Numbers, Facts and Trends Shaping Your World

The Search for a New Business Model

Mobile Revenue

Mobile at this point is a small part of the revenue of the newspapers in this study. In late 2011, on average, mobile accounted for only .9% of the digital revenue stream of the papers that provided us with data-less than even video and targeted advertising. This is still a nine-fold increase from a negligible .1% a year earlier at these papers.

The highest percentage of mobile revenue of any paper was 7%. That was a mid-sized paper with a circulation just under 40,000, which reported bringing in no mobile revenue in the same quarter in 2010. At the same time, display advertising as a percentage of overall digital ad revenue fell at that paper from 63% to 53% from the third quarter in 2010 to the third quarter in 2011.

Yet 22 papers, more than half of the sample, reported that they generated no advertising dollars at all from mobile platforms.

That, however, still represented some movement. In the same quarters in 2010, a full 91% of the papers said they had generated no digital ad revenue from mobile devices.

Newspaper executives expressed a good deal of optimism about the potential for mobile, however. And some said their companies were doing somewhat better than the 1% average for the papers that provided detailed data. No other subject during the interviews seemed to generate as much enthusiasm as the prospects for mobile.

It’s going to be “huge,” one executive said. That sentiment echoed the optimism of most of the executives interviewed.

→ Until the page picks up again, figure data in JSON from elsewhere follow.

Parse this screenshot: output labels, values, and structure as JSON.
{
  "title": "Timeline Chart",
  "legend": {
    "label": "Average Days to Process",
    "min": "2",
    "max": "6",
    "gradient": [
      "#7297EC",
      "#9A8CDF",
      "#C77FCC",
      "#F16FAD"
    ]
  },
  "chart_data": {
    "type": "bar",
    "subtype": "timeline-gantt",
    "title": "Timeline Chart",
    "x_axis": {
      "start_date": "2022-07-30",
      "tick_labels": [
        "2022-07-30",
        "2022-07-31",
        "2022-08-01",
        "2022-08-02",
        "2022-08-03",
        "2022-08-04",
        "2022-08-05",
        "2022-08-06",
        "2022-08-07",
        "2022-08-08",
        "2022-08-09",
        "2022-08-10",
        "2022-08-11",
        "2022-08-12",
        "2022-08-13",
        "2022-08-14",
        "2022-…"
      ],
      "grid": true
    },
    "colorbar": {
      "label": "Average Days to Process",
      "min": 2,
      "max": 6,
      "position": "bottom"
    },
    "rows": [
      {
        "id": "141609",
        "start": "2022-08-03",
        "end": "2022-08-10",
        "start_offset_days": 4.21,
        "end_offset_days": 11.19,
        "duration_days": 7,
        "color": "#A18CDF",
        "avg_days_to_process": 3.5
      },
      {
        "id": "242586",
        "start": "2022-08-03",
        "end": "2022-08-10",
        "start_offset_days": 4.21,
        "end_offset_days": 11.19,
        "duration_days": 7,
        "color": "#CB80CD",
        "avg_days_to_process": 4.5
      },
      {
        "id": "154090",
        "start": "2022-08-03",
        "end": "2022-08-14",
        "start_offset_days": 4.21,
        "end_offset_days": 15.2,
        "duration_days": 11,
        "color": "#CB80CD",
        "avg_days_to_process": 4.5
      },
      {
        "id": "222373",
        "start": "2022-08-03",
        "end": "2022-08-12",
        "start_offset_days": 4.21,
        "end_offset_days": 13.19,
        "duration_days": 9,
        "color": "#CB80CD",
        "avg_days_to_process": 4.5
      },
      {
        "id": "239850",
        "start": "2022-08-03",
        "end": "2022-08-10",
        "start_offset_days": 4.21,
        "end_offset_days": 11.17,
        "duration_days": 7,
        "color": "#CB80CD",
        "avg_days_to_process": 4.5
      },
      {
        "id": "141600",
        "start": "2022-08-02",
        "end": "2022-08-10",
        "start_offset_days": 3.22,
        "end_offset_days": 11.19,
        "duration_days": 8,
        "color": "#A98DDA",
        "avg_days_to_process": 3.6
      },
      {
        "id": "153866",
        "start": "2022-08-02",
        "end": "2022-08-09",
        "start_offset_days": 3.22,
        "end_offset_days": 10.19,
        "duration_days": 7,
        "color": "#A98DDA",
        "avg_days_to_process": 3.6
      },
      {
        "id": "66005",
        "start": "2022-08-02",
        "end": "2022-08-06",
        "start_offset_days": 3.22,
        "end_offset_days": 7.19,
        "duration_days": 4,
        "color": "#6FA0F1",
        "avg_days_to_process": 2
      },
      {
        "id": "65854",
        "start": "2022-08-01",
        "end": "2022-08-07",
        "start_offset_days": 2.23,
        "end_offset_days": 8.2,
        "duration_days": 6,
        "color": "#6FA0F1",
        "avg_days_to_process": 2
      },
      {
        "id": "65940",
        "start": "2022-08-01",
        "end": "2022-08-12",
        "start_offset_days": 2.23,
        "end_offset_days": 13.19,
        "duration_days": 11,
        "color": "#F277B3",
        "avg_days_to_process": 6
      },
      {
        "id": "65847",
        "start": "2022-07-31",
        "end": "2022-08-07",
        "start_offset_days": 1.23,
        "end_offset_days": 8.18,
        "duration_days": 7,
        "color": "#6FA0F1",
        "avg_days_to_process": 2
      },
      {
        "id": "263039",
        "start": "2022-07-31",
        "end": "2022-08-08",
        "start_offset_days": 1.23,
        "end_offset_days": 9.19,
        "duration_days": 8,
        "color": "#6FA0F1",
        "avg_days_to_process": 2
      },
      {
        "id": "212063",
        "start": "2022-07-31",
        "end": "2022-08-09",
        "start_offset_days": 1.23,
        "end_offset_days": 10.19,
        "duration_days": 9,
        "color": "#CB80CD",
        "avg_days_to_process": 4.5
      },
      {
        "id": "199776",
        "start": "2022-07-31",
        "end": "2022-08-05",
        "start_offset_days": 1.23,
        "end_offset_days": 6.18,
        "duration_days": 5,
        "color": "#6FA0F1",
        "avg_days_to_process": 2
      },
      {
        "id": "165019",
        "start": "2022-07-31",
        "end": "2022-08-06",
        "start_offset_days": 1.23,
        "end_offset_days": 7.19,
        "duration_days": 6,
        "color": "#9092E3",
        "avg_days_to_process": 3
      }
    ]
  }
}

One reason for the optimism is the growth of traffic on mobile platforms. Executives from about half of the 13 companies that participated in this study specifically mentioned the rapid growth of their company’s mobile traffic.

At the high end, one company executive said mobile now accounted for about one-fifth of his company’s overall digital traffic. Another reported roughly a four-fold increase in the percentage of mobile traffic in the past 18 months.

Several executives said their own families helped them understand the potential of the phone as an information platform. “I’ve got a nineteen-year-old and a 14-year-old at home and … nine out of 10 things they are doing is on their phone. My son will come to me and say, ‘Hey did you hear about that volcano in Switzerland.’ He didn’t get it from sitting in front of a computer and he didn’t get it from picking up a newspaper; he got it on his phone.”

It is also clear from these interviews that newspaper companies consider the phone and tablet to represent very different consumer experiences, which in turn offer different advertising opportunities. The consensus was that while display advertising may be better suited for the tablet-which more closely resembles a legacy media reading experience-the phone will be more conducive to more quick-hit e-commerce opportunities.

One executive, acknowledging that mobile is in its infancy at his company, predicted the phone could become the vehicle for what he called “transactional experiences” that would transform it into a kind of digital credit card. The tablet, he suggested, would be more closely attuned to the print experience and offered a chance for attracting more traditional advertising.

Another executive said that mobile generated plenty of traffic, but “very little money for the moment.” But he was optimistic that would grow, and not through the same kind of advertising that papers try to sell on their websites, which is both the opportunity and the challenge. He said he saw mobile technology generating revenue through transactions, such as shopping related activities, rather than through display advertising. He said, “the tablet will provide more of a display advertising opportunity, noting people use tablets like newspapers, with the heaviest traffic coming in the morning or late afternoon. 

At the same time, a few executives who spoke to PEJ tempered their enthusiasm for mobile by noting that there are challenges to overcome in order to successfully tap into that revenue stream-including figuring out which advertising opportunities will work most effectively on which platforms.

“The big issue…is who gets the right to deliver the time and location sensitive message. It won’t be everybody that gets the right to come into my pocket and beep me because I just walked into the mall…So how do we, as the newspaper in town, do what we need to do now to make sure a year or two years down the road, we are the ones with permission and a trusted relationship with the consumer.”

One concern about mobile is that the dollars found there could be small. One phrase that has become popular among news executives is that print dollars had turned into digital dimes. On mobile platforms, at least one executive told us he worried those digital dimes might be shrunk further, to just two cents. Stating that he isn’t certain what kind of ad execution will work on mobile, he said that that the audience is moving to distribution models that are “less relevant to us.”

Some of the executives, even those who were generally optimistic, warned that the industry still has to, in the words of one, “figure mobile out.” That attitude seemed to capture a dual sense of both determination and uncertainty, the notion that these companies envision major potential for mobile revenue, but have not yet figured out how to mine it.

Even if mobile isn’t figured out yet-or a significant revenue stream at this point-the executives made it clear they considered it an area that required a major effort.

“You place your bet on every screen right now,” said one.